Low-alcohol aperitifs maker Haus pledged transparency in its effort to disrupt an alcohol industry it said hasn’t evolved since Prohibition and continues to be dominated by huge liquor companies. It’s doing the same in announcing its own demise.
The three-year-old startup, which uses fruits, herbs and botanicals to make aperitifs like Pomegranate Rosemary, Lemon Lavender and Grapefruit Jalapeño, said it was on the verge of closing a $10 million Series A funding round that failed to materialize when the lead investor backed out.
Helena Price Hambrecht, co-founder and CEO of Haus, told TechCrunch the investor was Modelo and Corona brewer Constellation Brands. The alcohol giant left the deal at the last minute without any specific reasoning other than “timing,” she told the publication. Food Dive has reached out to Constellation for comment.
In a series of tweets, Price Hambrecht said because of the decision, Haus did “not have the cash to support continued operations” and was in the process of closing. Shoppers, she said, had about another month to stock up on its products.
Little is known about why Constellation may have decided not to move forward with the investment. Its venture group has been actively investing in small alcohol brands similar to Haus as a part of its broader commitment to devote $100 million to women-led or -founded start-ups by 2028.
Just this week, Constellation acquired a minority stake in premium canned wine brand Archer Roose for an undisclosed amount. And in April, Constellation bought the remaining stake in Austin Cocktails, a female-founded ready-to-drink cocktail company based in Texas. It first invested in Austin in 2018.

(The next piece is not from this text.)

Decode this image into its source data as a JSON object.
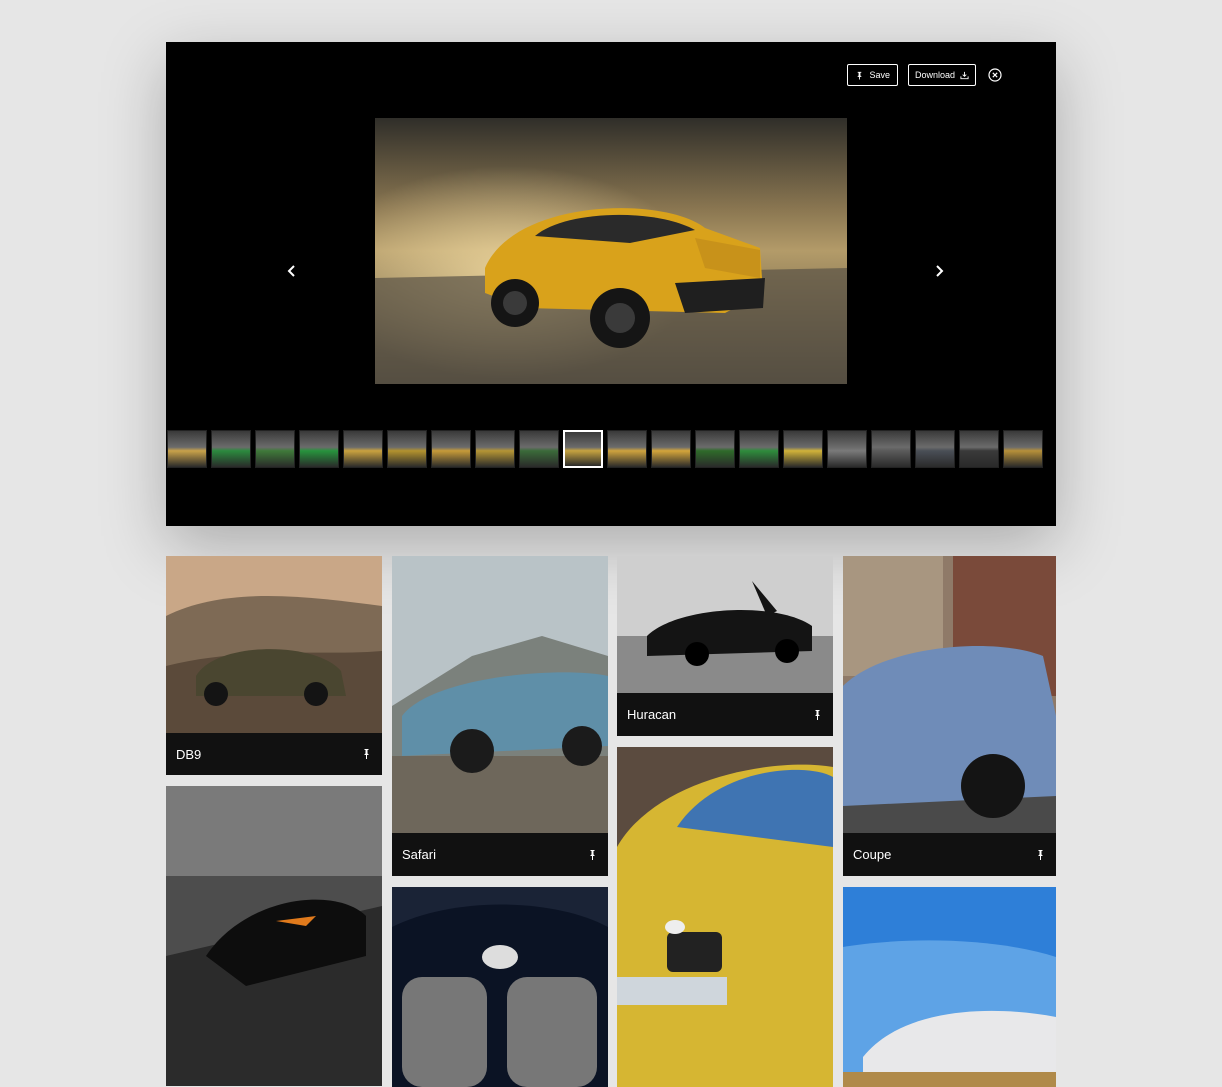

Haus seemed to be in a good position to attract investments as consumers continue to look for different options when they imbibe and increased transparency in what they eat and drink. The startup has made a name for itself by working with aperitifs it says have the complexity of a cocktail but are low enough in alcohol content; they are stronger than wine but lighter than whiskey. In addition to using real fruits and botanicals while eschewing artificial flavors, Haus includes nutrition facts and complete ingredient lists for every product.

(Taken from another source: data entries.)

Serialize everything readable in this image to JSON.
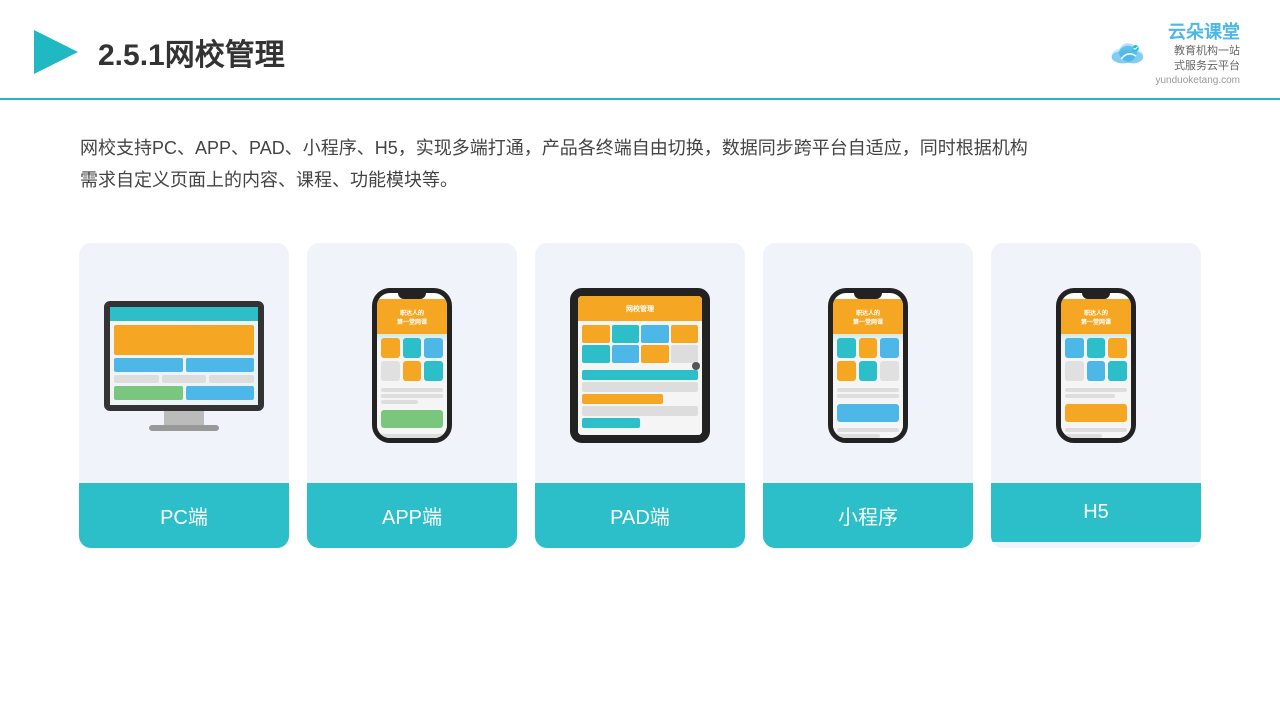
{
  "header": {
    "title": "2.5.1网校管理",
    "brand_name": "云朵课堂",
    "brand_tagline": "教育机构一站\n式服务云平台",
    "brand_url": "yunduoketang.com"
  },
  "description": {
    "text_line1": "网校支持PC、APP、PAD、小程序、H5，实现多端打通，产品各终端自由切换，数据同步跨平台自适应，同时根据机构",
    "text_line2": "需求自定义页面上的内容、课程、功能模块等。"
  },
  "cards": [
    {
      "label": "PC端",
      "type": "pc"
    },
    {
      "label": "APP端",
      "type": "phone"
    },
    {
      "label": "PAD端",
      "type": "tablet"
    },
    {
      "label": "小程序",
      "type": "phone_mini"
    },
    {
      "label": "H5",
      "type": "phone_mini2"
    }
  ]
}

The company has raised more than $17 million from more than a hundred individual investors and funds since its founding in 2019, according to Business Insider.
Haus thrived during the pandemic, with online sales soaring as consumers spent more time at home. But as the lingering health crisis slowed the return of social gatherings, the company struggled. Sales doubled in 2021 from the previous year, Business Insider noted, but the growth rate has since declined.
“It’s possible that someone will buy Haus in its entirety, and it can continue on under new ownership,” Price Hambrecht said in a tweet. “It’s also possible that it will be sold for parts.”